For the long COVID outcomes, plots of risk differences over time showed that symptoms tended to get milder or resolve within a few months to a year. Patients 41-60 years were most likely to be impacted by long COVID outcomes, and show least improvement at 1 year, compared with other age groups.

“We believe that these findings will shed light on what is ‘long COVID’, support patients and doctors, and facilitate better and more efficient care,” Mr. Mizrahi and coauthor Maytal Bivas-Benita, PhD said in a joint written comment. “Primary care physicians (and patients) will now more clearly understand what are the symptoms that might be related to COVID and for how long they might linger. This would help physicians monitor the patients efficiently, ease their patients’ concerns and navigate a more efficient disease management.”

They suggested that the findings should hold consistent for future variants, although they could not “rule out the possibility of the emergence of new and more severe variants which will be more virulent and cause a more severe illness.”

Dr. Monica Verduzco-Gutierrez

One “major limitation” of the study, according to Monica Verduzco-Gutierrez, MD, a physiatrist and professor and chair of rehabilitation medicine at the University of Texas Health Science Center, San Antonio, is the lack of data for fatigue and dysautonomia, which are “the major presentations” that she sees in her long COVID clinic.

“The authors of the article focus on the primary damage being related to the lungs, though we know this is a systemic disease beyond the respiratory system, with endothelial dysfunction and immune dysregulation,” Dr. Verduzco-Gutierrez, who is also director of COVID recovery at the University of Texas Health Science Center, said in an interview.

Although it was reassuring to see that younger adults with long COVID trended toward improvement, she noted that patients 41-60 years “still had pretty significant symptoms” after 12 months.

“That [age group comprises] probably the majority of my patients that I’m seeing in the long COVID clinic,” Dr. Verduzco-Gutierrez said. “If you look at the whole thing, it looks better, but then when you drill down to that age group where you’re seeing patients, then it’s not.”

Dr. Verduzco-Gutierrez is so busy managing patients with long COVID that new appointments in her clinic are now delayed until May 31, so most patients will remain under the care of their primary care providers. She recommended that these physicians follow guidance from the American Academy of Physical Medicine and Rehabilitation, who offer consensus statements based on clinical characteristics, with separate recommendations for pediatric patients.

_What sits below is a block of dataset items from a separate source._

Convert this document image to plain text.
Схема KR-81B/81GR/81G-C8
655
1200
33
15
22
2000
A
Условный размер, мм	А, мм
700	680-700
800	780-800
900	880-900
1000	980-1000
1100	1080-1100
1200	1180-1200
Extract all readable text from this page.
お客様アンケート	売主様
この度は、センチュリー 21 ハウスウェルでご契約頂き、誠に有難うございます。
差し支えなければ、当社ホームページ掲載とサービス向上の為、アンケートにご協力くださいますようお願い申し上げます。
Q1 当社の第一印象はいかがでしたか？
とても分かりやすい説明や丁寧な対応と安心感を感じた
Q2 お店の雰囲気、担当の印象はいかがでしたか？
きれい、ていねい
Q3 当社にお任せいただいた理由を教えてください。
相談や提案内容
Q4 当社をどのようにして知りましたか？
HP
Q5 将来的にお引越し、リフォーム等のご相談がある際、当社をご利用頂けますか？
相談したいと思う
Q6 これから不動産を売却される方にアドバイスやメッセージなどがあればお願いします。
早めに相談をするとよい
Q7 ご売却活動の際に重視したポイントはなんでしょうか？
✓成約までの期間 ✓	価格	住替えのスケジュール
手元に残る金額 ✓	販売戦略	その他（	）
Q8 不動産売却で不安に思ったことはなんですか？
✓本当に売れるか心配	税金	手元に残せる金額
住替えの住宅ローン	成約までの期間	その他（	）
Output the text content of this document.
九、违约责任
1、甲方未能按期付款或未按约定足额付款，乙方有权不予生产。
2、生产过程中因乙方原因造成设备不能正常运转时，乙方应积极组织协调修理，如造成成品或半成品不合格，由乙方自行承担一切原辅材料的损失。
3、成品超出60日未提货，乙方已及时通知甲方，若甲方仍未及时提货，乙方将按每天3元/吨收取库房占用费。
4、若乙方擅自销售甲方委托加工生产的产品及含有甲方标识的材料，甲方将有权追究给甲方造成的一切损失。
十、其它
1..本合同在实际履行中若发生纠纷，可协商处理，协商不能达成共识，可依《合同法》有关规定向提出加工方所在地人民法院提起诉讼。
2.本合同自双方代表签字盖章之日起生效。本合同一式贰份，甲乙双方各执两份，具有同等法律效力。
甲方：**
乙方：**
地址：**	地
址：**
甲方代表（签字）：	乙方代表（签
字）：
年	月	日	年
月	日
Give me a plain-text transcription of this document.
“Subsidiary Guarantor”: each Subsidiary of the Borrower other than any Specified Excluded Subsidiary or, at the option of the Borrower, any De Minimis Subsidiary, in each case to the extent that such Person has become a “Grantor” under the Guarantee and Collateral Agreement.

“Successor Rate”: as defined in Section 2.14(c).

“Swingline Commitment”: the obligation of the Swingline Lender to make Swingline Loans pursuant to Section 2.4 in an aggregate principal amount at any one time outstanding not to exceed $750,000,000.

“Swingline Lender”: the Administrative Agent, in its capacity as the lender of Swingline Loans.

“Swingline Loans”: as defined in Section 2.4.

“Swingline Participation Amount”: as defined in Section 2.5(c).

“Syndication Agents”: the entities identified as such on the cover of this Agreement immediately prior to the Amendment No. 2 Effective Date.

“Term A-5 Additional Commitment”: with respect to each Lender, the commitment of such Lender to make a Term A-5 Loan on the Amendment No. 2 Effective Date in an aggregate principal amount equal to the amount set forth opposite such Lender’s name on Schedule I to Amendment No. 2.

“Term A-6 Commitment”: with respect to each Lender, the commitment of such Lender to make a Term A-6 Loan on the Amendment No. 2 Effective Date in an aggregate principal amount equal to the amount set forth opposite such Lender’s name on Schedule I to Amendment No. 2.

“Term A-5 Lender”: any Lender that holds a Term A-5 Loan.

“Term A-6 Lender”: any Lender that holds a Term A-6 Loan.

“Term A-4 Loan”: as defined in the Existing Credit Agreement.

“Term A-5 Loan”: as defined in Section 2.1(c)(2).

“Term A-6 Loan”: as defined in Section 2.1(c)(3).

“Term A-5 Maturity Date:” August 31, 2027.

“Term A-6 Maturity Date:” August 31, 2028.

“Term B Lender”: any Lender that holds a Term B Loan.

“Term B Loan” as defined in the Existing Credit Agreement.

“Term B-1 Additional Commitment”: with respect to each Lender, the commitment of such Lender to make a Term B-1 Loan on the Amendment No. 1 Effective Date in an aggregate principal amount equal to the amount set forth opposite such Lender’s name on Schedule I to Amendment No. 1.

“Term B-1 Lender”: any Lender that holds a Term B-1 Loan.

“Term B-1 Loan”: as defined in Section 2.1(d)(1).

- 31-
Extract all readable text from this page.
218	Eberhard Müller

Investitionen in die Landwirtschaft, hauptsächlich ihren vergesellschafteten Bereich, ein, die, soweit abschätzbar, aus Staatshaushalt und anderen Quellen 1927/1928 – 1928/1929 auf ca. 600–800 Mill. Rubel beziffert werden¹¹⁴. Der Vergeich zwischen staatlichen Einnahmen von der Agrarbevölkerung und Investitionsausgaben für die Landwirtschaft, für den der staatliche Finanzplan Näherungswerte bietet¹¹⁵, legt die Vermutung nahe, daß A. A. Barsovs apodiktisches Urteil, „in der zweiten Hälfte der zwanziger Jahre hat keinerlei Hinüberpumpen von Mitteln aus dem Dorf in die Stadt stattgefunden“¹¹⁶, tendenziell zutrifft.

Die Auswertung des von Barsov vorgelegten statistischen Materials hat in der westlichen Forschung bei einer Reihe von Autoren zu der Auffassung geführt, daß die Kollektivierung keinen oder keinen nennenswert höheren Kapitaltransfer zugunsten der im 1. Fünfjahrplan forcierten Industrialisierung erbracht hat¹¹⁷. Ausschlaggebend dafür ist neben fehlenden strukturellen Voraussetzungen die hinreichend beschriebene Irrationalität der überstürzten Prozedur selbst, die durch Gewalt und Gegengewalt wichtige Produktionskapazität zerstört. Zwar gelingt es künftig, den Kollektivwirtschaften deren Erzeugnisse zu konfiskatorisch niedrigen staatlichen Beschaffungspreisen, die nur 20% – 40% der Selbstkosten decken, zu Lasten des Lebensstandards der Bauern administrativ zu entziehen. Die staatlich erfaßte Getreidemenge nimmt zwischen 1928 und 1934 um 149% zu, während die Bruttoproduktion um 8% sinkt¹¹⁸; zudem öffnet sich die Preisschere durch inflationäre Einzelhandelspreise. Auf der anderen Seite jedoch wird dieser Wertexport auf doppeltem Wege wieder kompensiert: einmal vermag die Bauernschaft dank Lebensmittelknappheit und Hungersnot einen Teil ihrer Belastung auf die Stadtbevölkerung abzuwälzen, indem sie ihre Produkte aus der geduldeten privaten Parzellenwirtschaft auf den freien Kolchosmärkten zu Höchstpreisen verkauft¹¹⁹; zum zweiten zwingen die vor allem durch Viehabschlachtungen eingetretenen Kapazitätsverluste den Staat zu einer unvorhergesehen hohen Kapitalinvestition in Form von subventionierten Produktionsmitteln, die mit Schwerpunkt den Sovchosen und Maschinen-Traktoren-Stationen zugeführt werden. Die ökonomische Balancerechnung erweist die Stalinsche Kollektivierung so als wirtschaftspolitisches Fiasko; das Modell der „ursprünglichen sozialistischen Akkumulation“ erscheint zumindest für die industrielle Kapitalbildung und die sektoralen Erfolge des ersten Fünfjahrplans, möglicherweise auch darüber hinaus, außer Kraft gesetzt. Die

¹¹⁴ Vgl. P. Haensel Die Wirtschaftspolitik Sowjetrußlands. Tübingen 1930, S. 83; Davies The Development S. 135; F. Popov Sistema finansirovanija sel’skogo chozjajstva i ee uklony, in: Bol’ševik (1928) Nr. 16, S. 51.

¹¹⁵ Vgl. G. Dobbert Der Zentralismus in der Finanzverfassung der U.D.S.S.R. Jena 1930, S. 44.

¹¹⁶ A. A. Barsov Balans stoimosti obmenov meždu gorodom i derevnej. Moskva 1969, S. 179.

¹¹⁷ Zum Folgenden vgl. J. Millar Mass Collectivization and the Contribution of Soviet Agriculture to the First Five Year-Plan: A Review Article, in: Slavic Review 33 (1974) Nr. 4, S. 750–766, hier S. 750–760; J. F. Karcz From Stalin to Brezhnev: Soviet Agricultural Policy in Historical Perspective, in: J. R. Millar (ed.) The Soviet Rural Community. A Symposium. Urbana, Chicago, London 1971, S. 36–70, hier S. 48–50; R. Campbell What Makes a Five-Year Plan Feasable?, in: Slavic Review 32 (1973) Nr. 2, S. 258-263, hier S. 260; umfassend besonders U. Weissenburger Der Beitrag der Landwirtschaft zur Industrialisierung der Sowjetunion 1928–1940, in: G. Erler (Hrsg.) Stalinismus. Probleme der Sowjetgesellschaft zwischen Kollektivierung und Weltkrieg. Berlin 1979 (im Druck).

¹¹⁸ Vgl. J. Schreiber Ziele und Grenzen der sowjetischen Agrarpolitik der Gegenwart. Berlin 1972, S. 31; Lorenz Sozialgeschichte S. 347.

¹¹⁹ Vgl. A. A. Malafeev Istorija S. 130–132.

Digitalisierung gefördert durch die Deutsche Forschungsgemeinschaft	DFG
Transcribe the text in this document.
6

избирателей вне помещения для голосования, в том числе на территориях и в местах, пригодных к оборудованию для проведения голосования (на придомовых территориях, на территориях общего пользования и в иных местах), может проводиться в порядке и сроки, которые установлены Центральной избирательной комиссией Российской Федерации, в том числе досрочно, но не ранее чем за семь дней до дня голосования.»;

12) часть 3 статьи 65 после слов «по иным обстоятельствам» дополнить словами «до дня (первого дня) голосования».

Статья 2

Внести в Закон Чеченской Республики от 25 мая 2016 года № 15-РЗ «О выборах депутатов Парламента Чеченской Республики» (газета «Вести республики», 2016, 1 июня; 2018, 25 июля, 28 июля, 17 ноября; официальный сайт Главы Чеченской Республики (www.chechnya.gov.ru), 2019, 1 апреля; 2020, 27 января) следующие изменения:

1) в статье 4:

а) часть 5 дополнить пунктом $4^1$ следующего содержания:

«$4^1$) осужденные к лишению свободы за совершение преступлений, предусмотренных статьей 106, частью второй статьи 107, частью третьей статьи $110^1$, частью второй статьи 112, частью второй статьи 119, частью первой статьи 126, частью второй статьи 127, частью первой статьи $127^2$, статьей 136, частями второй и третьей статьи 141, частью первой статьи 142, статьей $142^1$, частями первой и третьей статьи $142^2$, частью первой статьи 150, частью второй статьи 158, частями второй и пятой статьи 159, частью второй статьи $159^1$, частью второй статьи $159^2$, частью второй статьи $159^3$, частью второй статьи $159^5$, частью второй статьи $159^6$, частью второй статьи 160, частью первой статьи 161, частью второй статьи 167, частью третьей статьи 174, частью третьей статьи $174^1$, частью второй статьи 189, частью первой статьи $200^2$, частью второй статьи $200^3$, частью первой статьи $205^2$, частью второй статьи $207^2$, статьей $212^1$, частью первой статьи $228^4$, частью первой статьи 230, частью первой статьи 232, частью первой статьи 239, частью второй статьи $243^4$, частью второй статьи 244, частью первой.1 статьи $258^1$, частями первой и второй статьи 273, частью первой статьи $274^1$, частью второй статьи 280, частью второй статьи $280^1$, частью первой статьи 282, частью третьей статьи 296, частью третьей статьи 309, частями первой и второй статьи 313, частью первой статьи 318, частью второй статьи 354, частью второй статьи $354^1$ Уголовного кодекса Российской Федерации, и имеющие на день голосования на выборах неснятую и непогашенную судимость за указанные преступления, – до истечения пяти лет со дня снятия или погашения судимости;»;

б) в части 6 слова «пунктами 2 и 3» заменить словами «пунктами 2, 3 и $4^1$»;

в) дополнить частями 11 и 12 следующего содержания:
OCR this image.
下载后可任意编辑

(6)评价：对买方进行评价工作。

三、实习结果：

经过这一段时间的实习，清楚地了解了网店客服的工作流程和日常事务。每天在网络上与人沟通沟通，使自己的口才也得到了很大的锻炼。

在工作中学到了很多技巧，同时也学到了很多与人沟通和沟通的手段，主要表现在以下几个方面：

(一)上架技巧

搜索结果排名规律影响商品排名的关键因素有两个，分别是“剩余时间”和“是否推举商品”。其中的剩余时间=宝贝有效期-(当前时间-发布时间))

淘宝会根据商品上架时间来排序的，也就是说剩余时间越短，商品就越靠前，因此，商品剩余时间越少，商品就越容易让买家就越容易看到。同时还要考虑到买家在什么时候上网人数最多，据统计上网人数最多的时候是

Our understanding of long COVID will continue to improve, and with it, available recommendations, she predicted, but further advances will require persistent effort.

“I think no matter what this [study] shows us, more research is needed,” Dr. Verduzco-Gutierrez said. “We can’t just forget about it, just because there is a population of people who get better. What about the ones who don’t?”

The investigators and Dr. Verduzco-Gutierrez disclosed no conflicts of interest.